There is no shame in failing to remain your best self at all times, and no harm, as long as you can acknowledge it when its necessary, make amends and try to do better.  Denial and counter-attack don’t help much, to state it as nonjudgementally as I can.

Many people have been raised by parents who were immature, unable to rise above childish reactions to their frustrations.  Only a lucky few have been raised by gentle, always kind and thoughtful parents who generally know what to do when their child is upset, or needs something from them they feel challenged to provide.  Such parents knew how to do this because they were lucky enough to be raised by such parents, or other family members or supportive adults or they had great therapeutic insights after a ton of hard work.   

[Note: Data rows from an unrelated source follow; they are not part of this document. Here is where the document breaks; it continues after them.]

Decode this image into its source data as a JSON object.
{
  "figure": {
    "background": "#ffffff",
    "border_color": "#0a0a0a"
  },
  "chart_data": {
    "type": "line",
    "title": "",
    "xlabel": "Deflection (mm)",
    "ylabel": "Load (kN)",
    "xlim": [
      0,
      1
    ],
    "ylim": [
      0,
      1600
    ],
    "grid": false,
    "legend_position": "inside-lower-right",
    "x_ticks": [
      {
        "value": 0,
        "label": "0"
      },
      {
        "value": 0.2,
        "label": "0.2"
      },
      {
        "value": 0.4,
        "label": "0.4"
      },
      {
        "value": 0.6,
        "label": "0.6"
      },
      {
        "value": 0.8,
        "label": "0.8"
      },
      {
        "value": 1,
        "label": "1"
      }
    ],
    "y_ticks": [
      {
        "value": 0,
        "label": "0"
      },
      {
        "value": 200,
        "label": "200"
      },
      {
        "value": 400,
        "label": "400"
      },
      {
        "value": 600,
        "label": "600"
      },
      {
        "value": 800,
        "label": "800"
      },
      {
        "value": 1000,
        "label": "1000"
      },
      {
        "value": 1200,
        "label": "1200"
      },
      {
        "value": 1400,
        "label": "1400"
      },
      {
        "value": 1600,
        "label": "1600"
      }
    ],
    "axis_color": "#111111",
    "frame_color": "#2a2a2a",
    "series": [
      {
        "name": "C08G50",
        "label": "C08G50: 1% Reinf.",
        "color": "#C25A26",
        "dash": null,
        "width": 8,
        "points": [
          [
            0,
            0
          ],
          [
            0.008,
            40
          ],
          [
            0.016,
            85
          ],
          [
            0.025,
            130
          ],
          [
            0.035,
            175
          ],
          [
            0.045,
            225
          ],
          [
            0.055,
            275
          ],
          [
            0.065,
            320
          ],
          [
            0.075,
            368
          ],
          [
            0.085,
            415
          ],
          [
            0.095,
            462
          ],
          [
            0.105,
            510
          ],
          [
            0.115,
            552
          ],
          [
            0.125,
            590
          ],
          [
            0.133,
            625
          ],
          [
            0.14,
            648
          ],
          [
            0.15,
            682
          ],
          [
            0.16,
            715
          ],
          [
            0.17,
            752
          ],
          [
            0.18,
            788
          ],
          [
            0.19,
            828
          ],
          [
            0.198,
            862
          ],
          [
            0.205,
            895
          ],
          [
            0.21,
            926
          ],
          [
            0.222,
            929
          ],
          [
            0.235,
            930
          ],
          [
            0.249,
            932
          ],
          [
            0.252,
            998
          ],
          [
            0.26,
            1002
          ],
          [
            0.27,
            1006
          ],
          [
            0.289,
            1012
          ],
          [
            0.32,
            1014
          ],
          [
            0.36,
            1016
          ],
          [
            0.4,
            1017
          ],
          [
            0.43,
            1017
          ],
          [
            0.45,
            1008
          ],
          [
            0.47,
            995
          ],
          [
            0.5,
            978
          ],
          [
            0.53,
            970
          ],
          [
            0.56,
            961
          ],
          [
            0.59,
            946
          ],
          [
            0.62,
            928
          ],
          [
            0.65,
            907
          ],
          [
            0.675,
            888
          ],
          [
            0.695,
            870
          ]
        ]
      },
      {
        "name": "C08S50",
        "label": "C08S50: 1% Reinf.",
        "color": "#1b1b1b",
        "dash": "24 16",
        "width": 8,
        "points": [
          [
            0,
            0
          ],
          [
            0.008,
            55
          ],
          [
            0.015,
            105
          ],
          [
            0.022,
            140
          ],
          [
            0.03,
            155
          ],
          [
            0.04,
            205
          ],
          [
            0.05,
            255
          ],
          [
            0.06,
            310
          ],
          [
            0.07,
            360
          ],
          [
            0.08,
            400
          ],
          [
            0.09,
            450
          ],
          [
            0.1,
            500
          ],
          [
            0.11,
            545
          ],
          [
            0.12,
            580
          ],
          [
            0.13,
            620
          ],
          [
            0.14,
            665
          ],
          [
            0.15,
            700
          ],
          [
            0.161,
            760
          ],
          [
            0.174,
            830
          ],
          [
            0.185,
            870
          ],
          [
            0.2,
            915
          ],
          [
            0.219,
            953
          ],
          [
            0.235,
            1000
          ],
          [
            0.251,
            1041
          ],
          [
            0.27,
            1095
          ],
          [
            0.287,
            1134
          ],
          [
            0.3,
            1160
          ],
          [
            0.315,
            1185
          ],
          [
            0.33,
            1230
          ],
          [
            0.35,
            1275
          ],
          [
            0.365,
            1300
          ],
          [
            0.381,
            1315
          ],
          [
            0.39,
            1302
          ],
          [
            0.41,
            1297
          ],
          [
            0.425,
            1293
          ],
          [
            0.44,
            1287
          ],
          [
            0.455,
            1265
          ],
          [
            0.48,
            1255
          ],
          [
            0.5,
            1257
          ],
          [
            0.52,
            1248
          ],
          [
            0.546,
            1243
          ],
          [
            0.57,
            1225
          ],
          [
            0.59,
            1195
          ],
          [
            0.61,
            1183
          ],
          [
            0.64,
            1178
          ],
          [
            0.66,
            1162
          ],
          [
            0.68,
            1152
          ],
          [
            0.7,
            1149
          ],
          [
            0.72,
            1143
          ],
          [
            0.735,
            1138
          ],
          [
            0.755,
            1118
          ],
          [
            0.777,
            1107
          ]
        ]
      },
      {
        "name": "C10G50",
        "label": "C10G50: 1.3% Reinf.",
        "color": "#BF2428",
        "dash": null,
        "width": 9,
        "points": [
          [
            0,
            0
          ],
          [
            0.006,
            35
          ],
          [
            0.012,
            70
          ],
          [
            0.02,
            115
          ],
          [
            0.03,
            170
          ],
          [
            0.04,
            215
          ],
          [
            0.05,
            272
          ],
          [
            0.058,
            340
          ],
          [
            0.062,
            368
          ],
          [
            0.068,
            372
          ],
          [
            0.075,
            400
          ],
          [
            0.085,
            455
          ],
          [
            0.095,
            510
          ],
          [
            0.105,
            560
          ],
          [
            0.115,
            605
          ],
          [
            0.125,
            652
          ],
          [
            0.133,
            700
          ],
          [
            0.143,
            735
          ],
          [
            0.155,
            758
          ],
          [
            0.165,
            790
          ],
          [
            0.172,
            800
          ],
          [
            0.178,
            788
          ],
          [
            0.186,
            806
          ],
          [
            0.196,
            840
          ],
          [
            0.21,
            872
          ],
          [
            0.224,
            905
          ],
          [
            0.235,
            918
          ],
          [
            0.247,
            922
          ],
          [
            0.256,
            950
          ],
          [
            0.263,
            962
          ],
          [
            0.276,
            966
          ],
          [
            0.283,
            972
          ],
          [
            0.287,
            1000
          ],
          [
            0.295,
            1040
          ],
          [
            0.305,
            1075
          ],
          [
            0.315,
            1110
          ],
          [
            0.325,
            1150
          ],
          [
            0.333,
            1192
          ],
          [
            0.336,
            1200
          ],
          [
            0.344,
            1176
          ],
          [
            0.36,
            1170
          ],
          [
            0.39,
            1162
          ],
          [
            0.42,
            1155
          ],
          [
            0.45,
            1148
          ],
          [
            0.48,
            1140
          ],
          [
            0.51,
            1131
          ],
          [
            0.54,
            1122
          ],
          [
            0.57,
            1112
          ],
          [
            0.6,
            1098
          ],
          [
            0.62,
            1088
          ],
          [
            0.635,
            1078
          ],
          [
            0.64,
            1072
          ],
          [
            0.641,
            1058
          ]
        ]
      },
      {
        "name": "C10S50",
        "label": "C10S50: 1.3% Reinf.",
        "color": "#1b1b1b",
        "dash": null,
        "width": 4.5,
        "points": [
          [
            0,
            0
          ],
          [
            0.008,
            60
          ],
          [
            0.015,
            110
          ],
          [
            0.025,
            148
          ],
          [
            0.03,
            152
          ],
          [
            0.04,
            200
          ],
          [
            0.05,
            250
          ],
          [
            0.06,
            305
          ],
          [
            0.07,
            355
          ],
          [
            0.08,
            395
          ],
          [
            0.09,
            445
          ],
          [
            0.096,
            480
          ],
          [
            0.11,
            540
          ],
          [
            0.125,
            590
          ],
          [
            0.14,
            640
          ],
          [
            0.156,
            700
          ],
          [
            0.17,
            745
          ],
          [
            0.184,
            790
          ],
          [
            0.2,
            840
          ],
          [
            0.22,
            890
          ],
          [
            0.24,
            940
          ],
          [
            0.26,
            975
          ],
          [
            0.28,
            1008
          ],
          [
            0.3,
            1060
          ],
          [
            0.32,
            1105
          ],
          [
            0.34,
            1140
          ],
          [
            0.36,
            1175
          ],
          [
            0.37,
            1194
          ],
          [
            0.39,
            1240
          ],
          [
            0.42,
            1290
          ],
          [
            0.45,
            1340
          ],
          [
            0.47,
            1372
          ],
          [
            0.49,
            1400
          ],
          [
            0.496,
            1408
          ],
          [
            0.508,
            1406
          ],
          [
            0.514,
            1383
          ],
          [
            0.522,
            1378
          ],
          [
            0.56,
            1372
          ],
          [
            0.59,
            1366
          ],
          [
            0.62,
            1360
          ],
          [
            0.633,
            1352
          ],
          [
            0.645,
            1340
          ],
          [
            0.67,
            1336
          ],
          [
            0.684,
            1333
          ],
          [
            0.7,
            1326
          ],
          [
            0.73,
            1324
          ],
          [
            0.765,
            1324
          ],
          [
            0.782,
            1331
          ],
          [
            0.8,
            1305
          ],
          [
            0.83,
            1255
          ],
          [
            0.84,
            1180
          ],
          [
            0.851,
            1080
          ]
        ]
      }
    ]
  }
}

Most children have to accommodate themselves to whatever their parents’ weaknesses are, accept being unfairly blamed, hit, snarled at, cursed, faulted for things that were only in small part their fault, expected to accept a story about them that makes little or no sense and take the adult’s shady version as the final word. 

Life itself is a sometimes shady story that seems to make little or no sense at times.   We puny earthlings are sometimes forced to do things we can’t really defend, our emotions get the best of our better impulses, our temper flares and afterwards we feel forced to somehow justify things we know we shouldn’t have done.   It is hard to admit you hurt somebody you love, hard to live with the guilt of being reminded you allowed a bad impulse to lash out, so we create scenarios in which we are actually the victim of the person who hurtfully insists we hurt them.   Many people simply hunker down behind their walls, wait for the hurt party to finally realize they are never, ever going to be fucking heard, clam up, and hope that once enough time passes in silence, everything will somehow be OK with that wounded loved one. Sounds like a reasonably insightful plan of action, no?

The only solution, sometimes, is striving to remain the calm adult in a room full of hurt children, suffering over emotional pain they have never been able to get any kind of useful handle on.  Try that one sometime, hardest fucking thing I’ve ever tried to do.

Thanks for being there for me, Doc. I can see our time is up. The check’s in the mail, and this time I’m not lying.